Figure 4. Barcode elutriation and systematic cell size enrichment of gene ontology (GO) annotations.

Statistical enrichment from the haploid deletion set was calculated using cumulative hypergeometric probability functions (CDFs) with Bonferroni correction for either the high confidence systematic cell size data; SUBarray or Agilent array data; or the combined set of all whi or lge deletion strains identified. Significant enrichment for whi (red bars) or lge (green bars) strains is defined by [p*N<0.01, where N is the number of categories per subset)]. GO component (N = 330); GO process (N = 1380); Morphology (N = 11) . GO categories are arranged by related function.

Figure 5. Atomic force microscopy (AFM) of hybridized and mock hybridized spotted 20mer barcodes.

A. Fluorescent imaging of hybridized and mock hybridized slides.
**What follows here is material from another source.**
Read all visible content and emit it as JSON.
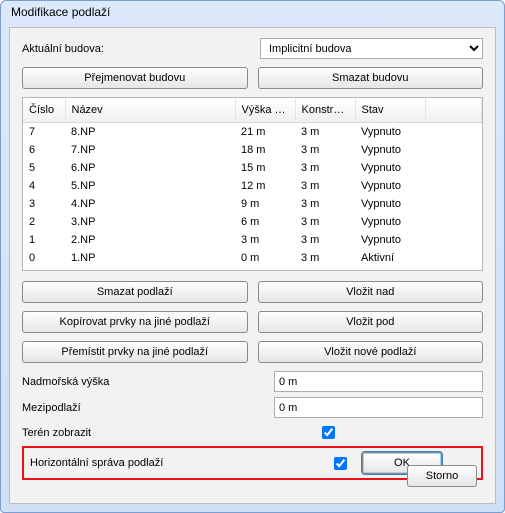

Each slide contained two spots of oligonucleotides complementary or non-complementary to the labeled target sequence. The location of the AFM scans is indicated by a red arrow. B. Mock hybridized barcode oligonucleotide. 1 µm×1 µm scan of the surface arrangement. Pixels are ∼2 nm on the x and y axis, and <100 pm on the z axis. C. High density non-complementary barcode oligonucleotide hybridized in the presence of its non-cognate target sequence. The location of a region of aberrant signal omitted from the analysis is indicated by a red arrow. D. Complementary barcode oligonucleotide hybridized in the presence of its cognate target sequence. E. Cumulative frequency of peak number with increasing height cut-off for high (solid blue) and low density (dashed blue) non-complementary and complementary barcode oligonucleotides minus (green) or plus (red) hybridized target. F. Cumulative frequency of peak number with increasing diameter cut-off for high density (solid blue) and low density (dashed blue) non-complementary and complementary barcode oligonucleotides minus (green) or plus (red) hybridized target. The method of estimation of peak dimensions is described in the Supplementary material (Supplemental text S1). The height and diameter at which 99% of mock hybridized peaks are excluded is indicated by a red dotted line.